Good gracious, what happened to this poor little house. I found this place about a block away from where I live--yet another example of a hundred year old bungalow that is bound for the wrecking ball very soon. As mentioned in previous posts, the neighborhood I live in used to be completely populated by these small homes, and when the culture in Hollywood shifted in the 70's, so did the state of its old homes. Whereas originally there may have been a single family living in this place, as time went on I have no doubt that it housed perhaps multiple families, or even multiple individual renters. As old Hollywood decayed, the new culture re-purposed the old abodes into flophouses for broke actors and/or dealers.
It is a shame, really, but I can't spend time grieving over it, because I am more fascinated by change than homeostasis. This particular house has given it a good fight for nearly 100 years, and I would bet that it is ready to give it up. It is no longer relevant to the neighborhood. I am sure that its wood floors are tired of being stomped on, its old walls are sagging from the weight of holding up the ceiling, and it even seems as if the roof is just about to collapse on the whole thing. If I were to take a guess, I would suppose that the last tenants were perhaps a large family of immigrants, or perhaps even a descendant of the original owner--someone who spent their days behind drawn curtains and dust, peeking out at the new world from old world eyes.
The fencing around the house is the sign of death--the indication that demolition is just around the corner. I always look at the fencing as a sign that the house is in "hospice". Once it is torn down, it will be temporarily a vacant lot such as this one, recently cleared.
I remember walking past this lot only a month ago and there was a doomed home on the site that included a brick fireplace and a backyard with a shed. A shed! My imagination went crazy thinking of the place in its prime in what--1935? I am pretty sure that the next time I walk past this cleared lot there will be some new construction already beginning. I am curious what they will build, since the lot is across the street from this new mod palace:
You know how much a 2bed/2 bath will run you at the swank place? Well, since they are sold as condos, you will be renting from the owner at the tune of $2695/mo. And that is actually not too bad for new Hollywood. It is interesting to me that the website for the building fails to show the surrounding "neighborhood", which includes a mix of old homes, cleared lots, and stucco apartment buildings--but then people don't really "live" in their neighborhoods anymore, do they? They just drive through them to get to their underground garages and beautifully isolated interiors.
My mother would hardly recognize the world today, but I doubt that she would even be looking that closely if she were still alive to look. She died in 2009 at the age of 86 from old age and Alzheimer's, and the world she left was very much changed from the one she entered way back in 1922. Even at the time of her death, she was not what one would call "caught up" to all the modern technologies.

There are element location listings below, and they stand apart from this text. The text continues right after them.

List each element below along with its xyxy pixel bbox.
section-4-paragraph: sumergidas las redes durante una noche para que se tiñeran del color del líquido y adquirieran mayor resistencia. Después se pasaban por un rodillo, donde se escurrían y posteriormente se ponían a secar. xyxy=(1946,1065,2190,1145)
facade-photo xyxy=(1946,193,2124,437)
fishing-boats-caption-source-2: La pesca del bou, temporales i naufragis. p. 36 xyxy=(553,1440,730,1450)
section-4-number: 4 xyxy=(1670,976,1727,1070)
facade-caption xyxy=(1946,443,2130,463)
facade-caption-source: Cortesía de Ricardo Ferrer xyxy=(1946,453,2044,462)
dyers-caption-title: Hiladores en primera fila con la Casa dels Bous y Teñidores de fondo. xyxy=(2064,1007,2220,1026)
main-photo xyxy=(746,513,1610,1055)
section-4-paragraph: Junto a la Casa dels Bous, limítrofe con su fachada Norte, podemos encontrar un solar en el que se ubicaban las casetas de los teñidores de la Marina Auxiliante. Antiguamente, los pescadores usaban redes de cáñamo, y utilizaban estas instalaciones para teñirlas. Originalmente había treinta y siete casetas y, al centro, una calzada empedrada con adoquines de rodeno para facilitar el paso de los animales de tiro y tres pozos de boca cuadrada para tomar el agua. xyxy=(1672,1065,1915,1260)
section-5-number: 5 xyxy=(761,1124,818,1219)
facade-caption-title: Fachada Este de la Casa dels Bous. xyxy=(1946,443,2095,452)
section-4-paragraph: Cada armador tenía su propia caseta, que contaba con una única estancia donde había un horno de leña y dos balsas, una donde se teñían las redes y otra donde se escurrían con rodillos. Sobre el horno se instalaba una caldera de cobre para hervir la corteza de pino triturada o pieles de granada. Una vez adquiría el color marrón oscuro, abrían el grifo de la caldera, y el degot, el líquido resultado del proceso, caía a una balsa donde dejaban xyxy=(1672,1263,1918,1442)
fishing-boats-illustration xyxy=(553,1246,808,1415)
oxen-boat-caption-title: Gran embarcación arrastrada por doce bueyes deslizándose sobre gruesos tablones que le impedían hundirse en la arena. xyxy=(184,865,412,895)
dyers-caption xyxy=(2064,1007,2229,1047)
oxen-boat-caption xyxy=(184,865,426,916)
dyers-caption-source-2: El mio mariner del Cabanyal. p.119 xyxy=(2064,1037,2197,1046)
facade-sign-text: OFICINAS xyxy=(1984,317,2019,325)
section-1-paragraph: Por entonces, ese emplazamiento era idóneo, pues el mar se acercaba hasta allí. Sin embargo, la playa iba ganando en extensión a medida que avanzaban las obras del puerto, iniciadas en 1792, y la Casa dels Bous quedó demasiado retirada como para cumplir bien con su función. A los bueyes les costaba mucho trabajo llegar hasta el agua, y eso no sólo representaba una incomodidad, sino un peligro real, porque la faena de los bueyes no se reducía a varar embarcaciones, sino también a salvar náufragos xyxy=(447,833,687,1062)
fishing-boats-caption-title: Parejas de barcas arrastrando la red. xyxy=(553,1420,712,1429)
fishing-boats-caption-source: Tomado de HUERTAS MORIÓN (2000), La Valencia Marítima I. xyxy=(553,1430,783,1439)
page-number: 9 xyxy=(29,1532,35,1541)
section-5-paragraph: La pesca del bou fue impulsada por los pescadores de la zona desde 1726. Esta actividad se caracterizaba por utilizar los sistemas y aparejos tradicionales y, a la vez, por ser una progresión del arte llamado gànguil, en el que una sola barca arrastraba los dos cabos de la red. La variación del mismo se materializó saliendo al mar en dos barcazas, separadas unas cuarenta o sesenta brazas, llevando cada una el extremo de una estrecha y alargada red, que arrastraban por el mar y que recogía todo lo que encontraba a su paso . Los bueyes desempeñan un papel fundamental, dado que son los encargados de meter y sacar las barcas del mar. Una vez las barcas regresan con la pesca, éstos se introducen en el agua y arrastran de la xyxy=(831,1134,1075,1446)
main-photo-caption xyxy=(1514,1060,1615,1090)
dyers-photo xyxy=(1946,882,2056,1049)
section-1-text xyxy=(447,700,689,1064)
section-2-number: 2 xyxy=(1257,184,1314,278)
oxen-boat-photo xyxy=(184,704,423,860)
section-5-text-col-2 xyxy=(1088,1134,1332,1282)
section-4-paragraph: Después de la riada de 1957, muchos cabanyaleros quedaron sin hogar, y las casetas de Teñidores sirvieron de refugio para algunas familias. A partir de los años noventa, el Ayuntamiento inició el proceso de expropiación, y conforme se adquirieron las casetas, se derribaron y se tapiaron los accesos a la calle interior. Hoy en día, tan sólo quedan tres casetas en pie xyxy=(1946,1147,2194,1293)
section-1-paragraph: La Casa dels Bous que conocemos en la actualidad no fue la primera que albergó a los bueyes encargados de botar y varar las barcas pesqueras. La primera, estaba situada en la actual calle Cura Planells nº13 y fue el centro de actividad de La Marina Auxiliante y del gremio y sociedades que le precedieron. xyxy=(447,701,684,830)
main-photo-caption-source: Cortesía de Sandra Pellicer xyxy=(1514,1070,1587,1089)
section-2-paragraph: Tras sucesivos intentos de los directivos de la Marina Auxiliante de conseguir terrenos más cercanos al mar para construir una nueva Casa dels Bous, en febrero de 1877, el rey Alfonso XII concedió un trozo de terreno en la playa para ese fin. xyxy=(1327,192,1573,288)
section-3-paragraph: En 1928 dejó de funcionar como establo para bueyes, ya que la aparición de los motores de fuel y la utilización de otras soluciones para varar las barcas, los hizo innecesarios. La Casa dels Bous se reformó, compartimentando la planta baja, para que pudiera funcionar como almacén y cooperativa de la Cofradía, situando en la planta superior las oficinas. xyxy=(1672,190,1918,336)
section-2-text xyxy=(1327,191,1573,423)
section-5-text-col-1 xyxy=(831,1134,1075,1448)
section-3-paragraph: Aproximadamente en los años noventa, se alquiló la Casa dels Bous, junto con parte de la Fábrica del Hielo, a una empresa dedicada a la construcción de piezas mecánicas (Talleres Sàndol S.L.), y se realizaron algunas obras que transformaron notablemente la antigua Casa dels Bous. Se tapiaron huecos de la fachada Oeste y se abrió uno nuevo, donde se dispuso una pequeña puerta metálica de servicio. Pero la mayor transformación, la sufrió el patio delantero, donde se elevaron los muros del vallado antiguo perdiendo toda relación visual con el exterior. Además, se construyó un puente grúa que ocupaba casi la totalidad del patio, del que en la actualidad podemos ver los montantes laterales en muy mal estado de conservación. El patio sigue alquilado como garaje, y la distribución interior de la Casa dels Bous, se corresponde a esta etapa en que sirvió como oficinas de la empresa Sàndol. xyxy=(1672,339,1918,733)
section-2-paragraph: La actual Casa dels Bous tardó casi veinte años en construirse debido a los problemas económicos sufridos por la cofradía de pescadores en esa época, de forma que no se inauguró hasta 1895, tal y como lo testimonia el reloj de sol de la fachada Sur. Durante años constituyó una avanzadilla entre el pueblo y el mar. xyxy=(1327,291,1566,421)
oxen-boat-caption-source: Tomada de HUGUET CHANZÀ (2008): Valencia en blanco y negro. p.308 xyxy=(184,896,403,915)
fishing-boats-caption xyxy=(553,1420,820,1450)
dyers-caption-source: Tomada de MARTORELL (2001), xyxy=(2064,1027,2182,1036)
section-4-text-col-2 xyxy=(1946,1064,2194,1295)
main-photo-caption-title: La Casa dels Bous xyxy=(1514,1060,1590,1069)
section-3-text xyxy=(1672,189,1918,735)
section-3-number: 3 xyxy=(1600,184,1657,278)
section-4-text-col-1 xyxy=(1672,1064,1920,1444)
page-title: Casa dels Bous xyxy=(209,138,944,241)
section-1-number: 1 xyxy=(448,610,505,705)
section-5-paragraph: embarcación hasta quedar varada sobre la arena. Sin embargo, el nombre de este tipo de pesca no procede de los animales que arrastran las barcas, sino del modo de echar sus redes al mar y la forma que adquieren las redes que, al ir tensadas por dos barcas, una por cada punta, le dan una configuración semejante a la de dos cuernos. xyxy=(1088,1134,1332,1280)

My brother and I tried to get her into "emailing" at one point during her 70's, but she never warmed to it. We thought it would be a great way for her to keep in closer contact with the family--you know how the internet opens up the world for a lot of older folks who are less inclined to get up and out. She knew how to type, so I thought it would be an easy learning curve, but it did not take.
|How Mom probably "saw herself" in the midst of her dementia--young and beautiful again.|
On the other hand I think that if my mind started to go, I wouldn't hesitate one second to take the gas pipe.
Not all forms of dementia are overt. Retreats of the mind can happen in many different ways, and some are chosen while some are not, but I have a hunch that aging is the trigger for many a retreat of the mind, including some of my own. Lately I have noticed that I am very specific about which technologies I adopt, to the point where I could legitimately be considered "unusual" in my selectivity. I have never had a smartphone, which at this point, ten years into the IPhone, seems a bit ridiculous to everyone but me. I would not even know where to start, truth be told, because I feel so far behind.
Neither of the above peculiarities bothers me that much, since I would never describe myself as a person who is retreating from the world; in fact, I am more in the world now than I have ever been. But I will admit that as time goes by I get the feeling that it is less and less my world. I no longer keep up with the pop music charts, I have abandoned the pursuit of fashion in preference to "quality clothing" that will last for years, and I only recently started watching Parks and Recreation, even though it has been on for seven seasons and recently concluded its series run. I don't really have a problem with any of these descriptions. I do feel that I am less a creator of the current world. But I also wonder if one of the indicators of retreat is having less connection to what is current, or perhaps less caring for it altogether. While I would like to think that I am showing greater discretion in what I give attention to, I am not entirely convinced that this is not really just the beginning of the retreat.
Perhaps time will tell. For me the line in the sand is to never become the person whose sole barometer of the outside world is checking what is featured in the "seasonal" aisle at Walgreens. This is an activity, for your information, that I do currently enjoy! But I do not wish for my world to ever completely reduce down to being that small. Unlike the once beloved but now neglected and discarded old homes on my street, I want to remain relevant, at least to the greater neighborhood.